WMU News

Guide opens door to regional history collections

December 10, 1998

KALAMAZOO -- A new "Guide to Western Michigan University's Regional History Collections" is designed to pave the way for professional historians and local history buffs alike as they explore Michigan information about areas ranging from Arcadia Creek to Zeeland.

With entries noting Riverside Cemetery records, evidence of labor unrest at the Kalamazoo Corset Co., the business records of F.D. Garrison's Kalamazoo Mint Distillery, and the 1838 minutes of the Schoolcraft Temperance Society, the 342-page guide provides clues about the wildly diverse materials contained in the collections and housed in East Hall.

"I think this will facilitate research on this campus and be of interest to people throughout the Midwest," says Sharon L. Carlson, director of both the WMU Archives and the Regional History Collections. "The most compelling reason for producing this guide was the benefits that it would provide to the growing number of researchers with increasingly complex projects who use the collections."

The guide, published by WMU's New Issues Press, was edited by Carlson; Phyllis B. Burnham, the retired former curator of the collections; Suzanne Husband, current curator of the Collections; Pamela Jobin, a volunteer with the collections who is active in area genealogical work; and Charlene Renner, WMU professor of University libraries. Dr. Alan Brown, WMU professor emeritus of history and the University's first archivist, wrote the introduction.

The guide, Carlson points out, is organized to maximize the ease with which researchers can locate materials by providing three separate indexes -- a subject index, a personal name index and a corporation and organization index. The guide does not include the materials in the WMU Archives -- historical documents of and about the University -- or items such as photo collections for which finding aids already exist.

Carlson says since the Regional History Collections were established in 1960, use of the materials has gown to the point where more than 4,000 researchers from all over the world use the resources annually, with as many as 3,000 visiting the facility. While the vast majority of researchers are local or from Michigan, she says, in the last year alone, people from Germany and Japan and from California, Minnesota and Oklahoma have visited the facility to do research.

The Regional History Collections have been designated by the Michigan Historical Commission as a repository for the public records of 12 counties in Southwest Michigan. The counties are Allegan, Barry, Berrien, Branch, Calhoun, Cass, Kalamazoo, Kent, Muskegon, Ottawa, St. Joseph and Van Buren. Records from county, township and village governmental agencies are on deposit in the WMU facility from the State Archives. They include tax records, court records and township minutes, as well as selected naturalization records and federal and state census records.

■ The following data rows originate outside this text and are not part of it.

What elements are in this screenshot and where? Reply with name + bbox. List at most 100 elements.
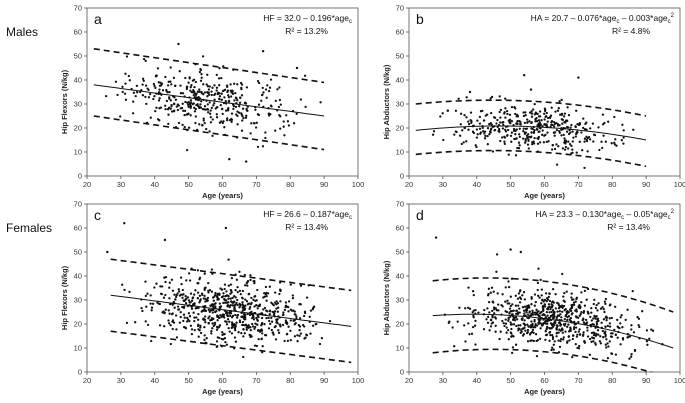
- data-point: [574, 125, 577, 129]
- data-point: [557, 339, 560, 342]
- data-point: [184, 294, 187, 298]
- data-point: [584, 122, 587, 126]
- data-point: [506, 302, 509, 305]
- data-point: [527, 139, 530, 143]
- data-point: [177, 104, 180, 107]
- data-point: [586, 329, 589, 332]
- data-point: [637, 323, 640, 327]
- data-point: [233, 323, 236, 326]
- data-point: [189, 86, 192, 89]
- data-point: [605, 346, 608, 349]
- data-point: [596, 309, 599, 312]
- data-point: [486, 315, 490, 319]
- data-point: [501, 293, 504, 296]
- data-point: [522, 291, 526, 294]
- data-point: [230, 326, 233, 330]
- data-point: [645, 340, 649, 343]
- data-point: [546, 319, 549, 322]
- data-point: [236, 303, 239, 307]
- data-point: [578, 121, 581, 125]
- data-point: [523, 121, 527, 125]
- data-point: [227, 94, 230, 97]
- data-point: [526, 323, 529, 326]
- fitted-line: [432, 313, 674, 349]
- data-point: [472, 314, 475, 318]
- data-point: [230, 276, 234, 280]
- outlier-point: [123, 222, 126, 225]
- data-point: [502, 321, 505, 325]
- data-point: [218, 95, 222, 98]
- x-tick-label: 100: [674, 180, 685, 189]
- data-point: [229, 283, 233, 286]
- data-point: [608, 317, 611, 320]
- data-point: [196, 104, 200, 108]
- data-point: [150, 339, 153, 343]
- data-point: [604, 302, 607, 306]
- data-point: [203, 91, 207, 94]
- data-point: [251, 316, 254, 320]
- data-point: [560, 316, 563, 319]
- data-point: [168, 96, 171, 99]
- data-point: [603, 121, 606, 125]
- data-point: [484, 134, 487, 138]
- data-point: [229, 288, 232, 292]
- data-point: [169, 66, 172, 69]
- data-point: [265, 316, 268, 320]
- data-point: [174, 98, 178, 101]
- data-point: [552, 131, 556, 134]
- data-point: [530, 127, 533, 130]
- data-point: [486, 307, 489, 310]
- data-point: [559, 339, 562, 343]
- data-point: [170, 110, 174, 113]
- data-point: [234, 105, 238, 109]
- data-point: [241, 297, 244, 300]
- data-point: [572, 301, 576, 304]
- data-point: [522, 309, 526, 312]
- data-point: [177, 308, 181, 311]
- y-tick-label: 70: [396, 200, 404, 209]
- data-point: [214, 302, 217, 305]
- data-point: [546, 298, 550, 301]
- data-point: [244, 101, 247, 104]
- panel-letter: b: [416, 11, 424, 27]
- y-tick-label: 20: [74, 320, 82, 329]
- data-point: [585, 128, 588, 131]
- data-point: [562, 133, 565, 137]
- data-point: [182, 293, 185, 296]
- data-point: [458, 134, 462, 137]
- data-point: [636, 316, 639, 319]
- data-point: [570, 123, 573, 127]
- data-point: [215, 89, 218, 92]
- data-point: [489, 291, 492, 294]
- data-point: [185, 148, 189, 152]
- y-axis-label: Hip Flexors (N/kg): [60, 69, 69, 134]
- data-point: [571, 355, 574, 359]
- data-point: [256, 145, 260, 149]
- data-point: [578, 344, 581, 348]
- panel-letter: c: [94, 207, 101, 223]
- data-point: [268, 86, 272, 89]
- data-point: [158, 107, 161, 110]
- data-point: [207, 88, 211, 91]
- data-point: [190, 332, 194, 336]
- data-point: [166, 84, 170, 87]
- data-point: [614, 305, 617, 308]
- data-point: [526, 118, 529, 121]
- data-point: [215, 116, 219, 119]
- data-point: [523, 324, 527, 327]
- data-point: [134, 94, 137, 98]
- x-axis-label: Age (years): [202, 191, 243, 200]
- data-point: [292, 319, 295, 322]
- data-point: [121, 85, 124, 89]
- data-point: [533, 318, 536, 322]
- data-point: [510, 327, 513, 331]
- data-point: [230, 332, 234, 335]
- data-point: [305, 296, 309, 299]
- data-point: [524, 139, 527, 142]
- data-point: [193, 293, 196, 296]
- data-point: [226, 318, 230, 321]
- x-tick-label: 40: [473, 180, 481, 189]
- data-point: [562, 336, 565, 339]
- x-tick-label: 50: [184, 376, 192, 385]
- data-point: [245, 107, 248, 111]
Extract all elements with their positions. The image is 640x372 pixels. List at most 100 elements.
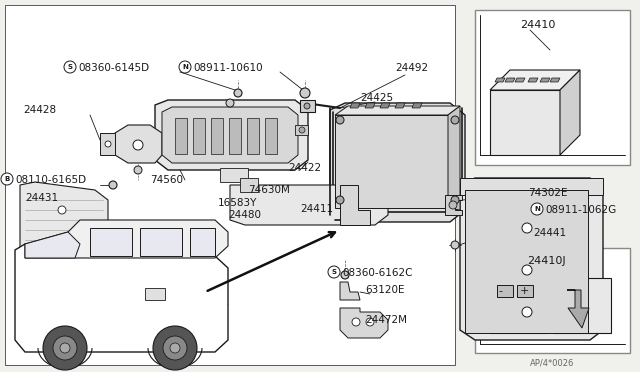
Circle shape	[352, 318, 360, 326]
Polygon shape	[365, 103, 375, 108]
Polygon shape	[300, 100, 315, 112]
Polygon shape	[340, 185, 370, 225]
Text: B: B	[4, 176, 10, 182]
Circle shape	[234, 89, 242, 97]
Bar	[490, 278, 548, 333]
Text: 24410J: 24410J	[527, 256, 566, 266]
Text: 74630M: 74630M	[248, 185, 290, 195]
Bar	[247, 118, 259, 154]
Text: +: +	[520, 286, 529, 296]
Circle shape	[179, 61, 191, 73]
Text: 08360-6145D: 08360-6145D	[78, 63, 149, 73]
Polygon shape	[20, 182, 108, 275]
Circle shape	[300, 88, 310, 98]
Circle shape	[163, 336, 187, 360]
Circle shape	[153, 326, 197, 370]
Text: 24441: 24441	[533, 228, 566, 238]
Bar	[229, 118, 241, 154]
Bar	[90, 228, 132, 256]
Bar	[193, 118, 205, 154]
Polygon shape	[220, 168, 248, 182]
Polygon shape	[25, 220, 228, 258]
Text: 24472M: 24472M	[365, 315, 407, 325]
Text: 74560: 74560	[150, 175, 183, 185]
Polygon shape	[155, 100, 308, 170]
Polygon shape	[25, 232, 80, 258]
Polygon shape	[445, 195, 462, 215]
Text: 08911-10610: 08911-10610	[193, 63, 262, 73]
Circle shape	[1, 173, 13, 185]
Text: N: N	[534, 206, 540, 212]
Polygon shape	[100, 133, 115, 155]
Polygon shape	[240, 178, 258, 192]
Text: 08911-1062G: 08911-1062G	[545, 205, 616, 215]
Polygon shape	[515, 78, 525, 82]
Text: S: S	[332, 269, 337, 275]
Circle shape	[522, 307, 532, 317]
Polygon shape	[340, 308, 388, 338]
Circle shape	[43, 326, 87, 370]
Polygon shape	[465, 190, 588, 333]
Polygon shape	[412, 103, 422, 108]
Text: 24410: 24410	[520, 20, 556, 30]
Circle shape	[299, 127, 305, 133]
Circle shape	[60, 343, 70, 353]
Circle shape	[304, 103, 310, 109]
Text: 24425: 24425	[360, 93, 393, 103]
Polygon shape	[330, 103, 465, 222]
Text: 63120E: 63120E	[365, 285, 404, 295]
Bar	[211, 118, 223, 154]
Bar	[140, 228, 182, 256]
Polygon shape	[460, 178, 603, 340]
Circle shape	[58, 251, 66, 259]
Text: 24422: 24422	[288, 163, 321, 173]
Polygon shape	[505, 78, 515, 82]
Polygon shape	[567, 290, 589, 328]
Polygon shape	[490, 90, 560, 155]
Polygon shape	[15, 244, 228, 352]
Circle shape	[522, 265, 532, 275]
Text: S: S	[67, 64, 72, 70]
Polygon shape	[335, 106, 460, 115]
Polygon shape	[115, 125, 162, 163]
Text: 24492: 24492	[395, 63, 428, 73]
Circle shape	[134, 166, 142, 174]
Circle shape	[336, 116, 344, 124]
Polygon shape	[162, 107, 298, 163]
Text: 08110-6165D: 08110-6165D	[15, 175, 86, 185]
Polygon shape	[230, 185, 388, 225]
Polygon shape	[490, 70, 580, 90]
Polygon shape	[395, 103, 405, 108]
Circle shape	[58, 206, 66, 214]
Bar	[190, 228, 215, 256]
Bar	[517, 285, 533, 297]
Polygon shape	[335, 115, 448, 208]
Circle shape	[109, 181, 117, 189]
Circle shape	[226, 99, 234, 107]
Bar	[145, 288, 165, 300]
Circle shape	[451, 241, 459, 249]
Text: 74302E: 74302E	[528, 188, 568, 198]
Bar	[5, 5, 455, 365]
Text: 24411: 24411	[300, 204, 333, 214]
Polygon shape	[380, 103, 390, 108]
Polygon shape	[495, 78, 505, 82]
Bar	[265, 118, 277, 154]
Polygon shape	[448, 106, 460, 210]
Circle shape	[449, 201, 457, 209]
Polygon shape	[550, 78, 560, 82]
Circle shape	[105, 141, 111, 147]
Text: -: -	[498, 286, 502, 296]
Bar	[475, 248, 630, 353]
Circle shape	[451, 116, 459, 124]
Circle shape	[328, 266, 340, 278]
Text: 24428: 24428	[23, 105, 56, 115]
Circle shape	[336, 196, 344, 204]
Polygon shape	[340, 282, 360, 300]
Bar	[175, 118, 187, 154]
Circle shape	[53, 336, 77, 360]
Polygon shape	[295, 125, 308, 135]
Polygon shape	[350, 103, 360, 108]
Text: 24480: 24480	[228, 210, 261, 220]
Polygon shape	[560, 70, 580, 155]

"Outside of the state archives, we have the largest holding of government records in the state," Carlson says. "In total holdings, we have the fifth largest collection in the state."

Also part of the holdings are such items as manuscripts and diaries; area newspapers; city directories; real estate records; maps and atlases; genealogical periodicals; and family, church, cemetery business and organization records. All told, the collections include more than 10,000 books, 15,000 feet of manuscript and archive papers and about 3,500 reels of microfilm.

The newly published guide contains descriptions of each of the holdings, including information about the contents, scope and size of a given collection.

A guide to all of that material was originally considered a decade ago and moved into serious preparation three years ago, when, Carlson says, "our staff determined that it was essential to make available a resource that identified the extent of the University's thirty-year effort to collect, preserve and organize Southwest Michigan's regional history."

Carlson says her staff is not yet through with its efforts to make the collections accessible to researchers.

"Our holdings information is not yet online," she notes. "That's the next step. The information will be part of the Univerity's new, Web-based West CAT catalog/reference service."